Writers often say that there is nothing quite like the feeling of holding their first published book in their hands. I’ll never forget that moment myself. I drove into town (population 600: you get the picture) to pick up a parcel at the post office. Once back in my car, I nervously opened it: a hardcover book --
The Many Lives & Secret Sorrows of Josephine B. -- with my name on it.
It was almost too much to bear. Quickly, I slipped the book under the newspapers and magazines stacked in the passenger seat. As I went about my chores -- the bank, the market, the hardware store, the pharmacy -- I would now and again peek under the newspapers and magazines. It was still there.
As soon as I got home, I put the book -- my book! -- on a shelf, just to see how it looked side-by-side with the novels I loved so much. I’d always thought that all I wanted was to have a book published, but the moment I saw that book on the shelf, spine out, I upped the ante. At that moment I longed to see a shelf full of books with my name on them.
I don’t know if I will live long enough to achieve this goal: it took eight years of hard, constant writing to finish
Mistress of the Sun. When the Canadian edition arrived by courier, it was, yet again: A Moment. I took the parcel into the kitchen. My husband hovered as I nervously cut open the wrapping. And there it was, in my hands: one of the most beautiful books I’d ever seen. I ran my hands over the gold embossed letters in wonder.
Even now I keep looking over at it, set upon the coffee table along with other beautiful books: It’s still there.
For you, what is the easiest thing about being writer?
The isolation: I like solitude. A writer must.
What’s the most difficult?Organizing my research, taking notes. I also find that a certain stage of the writing process can be boring: after I’ve written a draft on computer, I print it out and edit the hard copy. Then comes the task of typing those changes onto the computer file. When the changes are mechanical, it’s tedious.
But these are easy compared to what I consider to be the most difficult thing about being a writer, which is the constant frustration of trying to carve out periods of isolation and silence in the midst of a busy, noisy and tempting life.
What question do you get asked about your writing most often?
With historical fiction -- and biographical historical fiction in particular -- readers often want to know what parts of the novel are fact, and what fiction.
What’s the question you’d like to be asked?
“What were the challenges in writing this novel?”

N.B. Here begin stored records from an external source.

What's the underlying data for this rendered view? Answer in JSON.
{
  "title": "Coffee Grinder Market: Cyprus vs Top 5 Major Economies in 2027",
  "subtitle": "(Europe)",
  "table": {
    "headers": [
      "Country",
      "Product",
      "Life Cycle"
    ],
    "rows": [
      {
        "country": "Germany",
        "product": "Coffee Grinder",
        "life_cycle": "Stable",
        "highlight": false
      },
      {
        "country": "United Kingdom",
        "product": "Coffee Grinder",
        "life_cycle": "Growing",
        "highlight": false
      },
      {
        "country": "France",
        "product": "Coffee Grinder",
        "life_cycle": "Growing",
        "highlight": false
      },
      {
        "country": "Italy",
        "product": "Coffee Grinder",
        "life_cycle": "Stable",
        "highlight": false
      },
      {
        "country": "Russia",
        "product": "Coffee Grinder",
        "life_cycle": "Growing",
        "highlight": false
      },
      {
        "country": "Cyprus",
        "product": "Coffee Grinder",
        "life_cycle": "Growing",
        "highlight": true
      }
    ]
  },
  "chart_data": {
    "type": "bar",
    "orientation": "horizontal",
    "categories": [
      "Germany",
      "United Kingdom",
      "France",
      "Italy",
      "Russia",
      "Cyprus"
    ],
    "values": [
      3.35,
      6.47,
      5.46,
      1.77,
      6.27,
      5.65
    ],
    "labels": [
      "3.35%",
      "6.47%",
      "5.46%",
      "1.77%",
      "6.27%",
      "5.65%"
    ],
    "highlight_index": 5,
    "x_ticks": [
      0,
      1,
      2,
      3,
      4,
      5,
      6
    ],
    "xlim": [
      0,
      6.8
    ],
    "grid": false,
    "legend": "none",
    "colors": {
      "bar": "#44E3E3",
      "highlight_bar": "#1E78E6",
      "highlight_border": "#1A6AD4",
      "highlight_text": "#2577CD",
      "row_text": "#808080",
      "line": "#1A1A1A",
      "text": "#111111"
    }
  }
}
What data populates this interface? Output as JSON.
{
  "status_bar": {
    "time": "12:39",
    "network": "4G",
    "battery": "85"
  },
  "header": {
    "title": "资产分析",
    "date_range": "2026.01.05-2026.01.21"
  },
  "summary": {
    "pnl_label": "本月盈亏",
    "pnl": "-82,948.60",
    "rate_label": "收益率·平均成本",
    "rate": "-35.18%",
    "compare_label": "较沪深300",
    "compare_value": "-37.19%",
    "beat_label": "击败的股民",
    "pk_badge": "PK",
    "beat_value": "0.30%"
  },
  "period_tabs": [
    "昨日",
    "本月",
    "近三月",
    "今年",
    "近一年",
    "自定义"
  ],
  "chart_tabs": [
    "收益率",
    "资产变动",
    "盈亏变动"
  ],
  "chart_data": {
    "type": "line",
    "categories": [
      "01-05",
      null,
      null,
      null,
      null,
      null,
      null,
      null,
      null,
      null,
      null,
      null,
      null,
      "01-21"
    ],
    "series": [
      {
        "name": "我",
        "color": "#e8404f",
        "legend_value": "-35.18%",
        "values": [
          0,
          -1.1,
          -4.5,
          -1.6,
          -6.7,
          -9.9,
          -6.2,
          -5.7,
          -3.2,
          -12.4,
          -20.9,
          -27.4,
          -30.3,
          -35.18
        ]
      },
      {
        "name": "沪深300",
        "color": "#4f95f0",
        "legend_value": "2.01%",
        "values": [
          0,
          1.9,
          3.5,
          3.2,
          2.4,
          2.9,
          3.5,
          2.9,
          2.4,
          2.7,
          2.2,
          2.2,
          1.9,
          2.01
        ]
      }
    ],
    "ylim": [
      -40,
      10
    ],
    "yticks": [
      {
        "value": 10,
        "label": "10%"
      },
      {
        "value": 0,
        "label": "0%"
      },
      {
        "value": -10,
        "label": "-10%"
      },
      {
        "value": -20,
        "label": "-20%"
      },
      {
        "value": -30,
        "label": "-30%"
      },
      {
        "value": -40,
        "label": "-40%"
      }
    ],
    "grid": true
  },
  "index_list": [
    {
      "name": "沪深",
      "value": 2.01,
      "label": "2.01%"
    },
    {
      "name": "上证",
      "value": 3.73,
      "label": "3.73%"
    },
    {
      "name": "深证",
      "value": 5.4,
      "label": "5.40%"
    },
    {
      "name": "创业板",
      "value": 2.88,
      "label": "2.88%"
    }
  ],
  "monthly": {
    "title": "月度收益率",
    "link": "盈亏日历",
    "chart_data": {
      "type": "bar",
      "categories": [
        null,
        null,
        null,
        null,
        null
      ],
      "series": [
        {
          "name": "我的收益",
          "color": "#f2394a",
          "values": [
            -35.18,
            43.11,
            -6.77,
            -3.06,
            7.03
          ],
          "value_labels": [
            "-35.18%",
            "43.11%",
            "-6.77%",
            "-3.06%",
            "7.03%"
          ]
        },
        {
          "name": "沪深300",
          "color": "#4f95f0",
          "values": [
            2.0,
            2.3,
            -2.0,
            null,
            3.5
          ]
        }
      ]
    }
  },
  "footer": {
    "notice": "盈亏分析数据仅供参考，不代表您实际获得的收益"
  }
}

What question would you like never to be asked again?I dread being asked: In what year did...? When was ... born? How old was ... when he/she died? (Fill in the blanks.)
In short: factual historical questions, especially about a subject I researched over a decade ago. I do not have a good memory for dates, numerical facts. I’m a writer: I write things down! But that doesn’t mean they stay in my head.
Tell us something about yourself that no one knows.
When I’m nearing the completion of a novel, I become paranoid about my health. Invariably I become convinced I have some serious and life-threatening disease that will prevent me from finishing. I’ve come to see it as a somewhat amusing sign that the book is almost done.